Max reached for the keyboard. “May I?”

Penny hesitated then nodded. He slid the computer onto his knees. Risse glanced over, splitting her attention between her screen and Penny’s as she manipulated audio samples from Evan’s video.

Max opened a plain text document and started typing the elaborate password Evan had sent him days ago. The wrong characters appeared. He looked at the keyboard and hit the D key then checked it on the screen:
E
.

“I forgot. You use Dvorak,” he said.

“You can switch it back to QWERTY mode—”

Max shook his head. He highlighted the text he’d already typed, deleted it, and started over with the new keyboard mapping in mind.

He typed a little more slowly than usual at first, but he was equally fluent in both layouts. He and Evan had used Dvorak as a very simple cipher back in the day; it was a convenient substitution code that wouldn’t occur to most people who had the old typewriter layout drilled into their heads.

“Like!” Penny said. “You’re full of surprises. But I tried that password, and the one from the CD. Unless he left us another clue somewhere, we’re out of luck. I might be able to crack it, but it could take months. We don’t even know how many characters the password is.”

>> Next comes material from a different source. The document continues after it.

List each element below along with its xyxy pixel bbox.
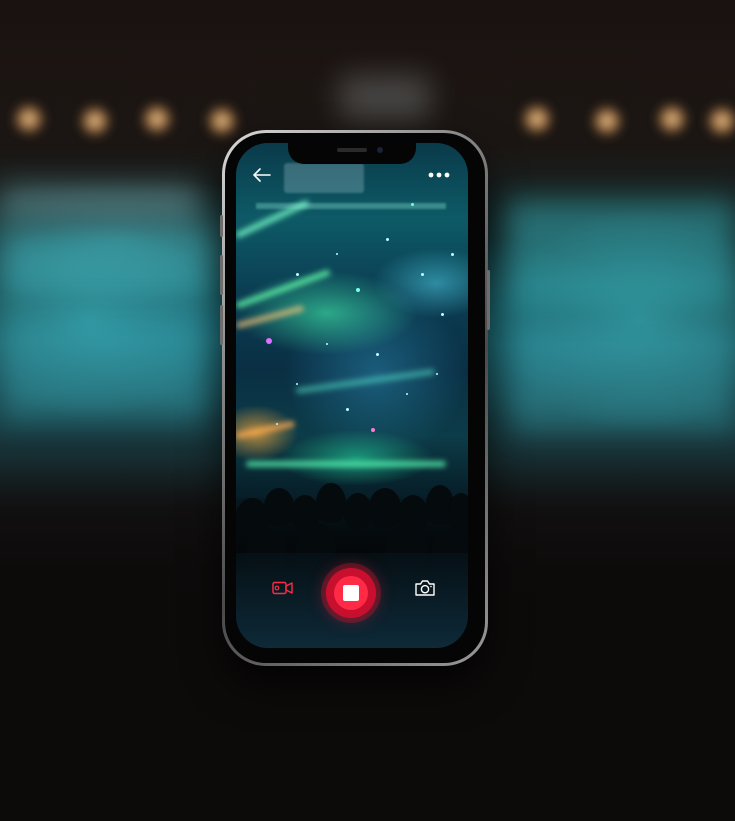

“I don’t think that’ll be necessary,” Max said. “Evan wanted us to have this file, and fast. The clue is right in front of us. Does this word mean anything to you?” He pointed at the file name.

“Mix . . . izip . . . . Mix-el-plik . . . ?”

“Mxyzptlk.” Max pronounced it
mix-yez-pit-a-lick
. “It’s from Superman. He’s a magical imp from the fourth dimension.”

“So?” she asked.

“He’s Evan’s favorite comic book character. Like, ever. He felt like he was a kindred spirit. He wanted it for his handle but someone else was already using it.”

“I find that hard to believe,” Penny said.

Max opened mxyzptlk.txt in NewCrypt. A password screen popped up. He waggled his fingers over the keyboard then started typing three letters at a time, referencing the password he had typed in the adjoining window.

“I told you, I already tried that,” Penny said.

Max missed a letter, and paused. He had completely lost his place. He pressed his finger on the Backspace key and glared at Penny while the line of asterisks diminished.

“Sorry,” she said.

He started over from the beginning, meticulously copying the characters into the password field. He hit Enter and a dialog box appeared showing a decryption progress meter.

Risse pulled the right cup of her headphones off her ear.

“How’d you do that?” she asked.

“That password definitely didn’t work before. I tried it, like, three times.” Penny leaned over to glare at the screen.

“The only way Superman can defeat Mr. Mxyzptlk and send him back to his dimension is to trick him into saying his name backwards. Kel-tip-yix-em,” Max said. “K-L-T-P-Z-Y-X-M.”

“That’s awesome,” Risse said, at the same time that Penny said, “That’s dumb.”

“You reversed the password he’d already given you,” Penny said.

“We used to trade messages back and forth all the time, and we realized we could use the same password twice if we just switched it around,” Max said. “So on the way out to Evan, he would use one password, and when he sent his reply, I would enter it backwards.”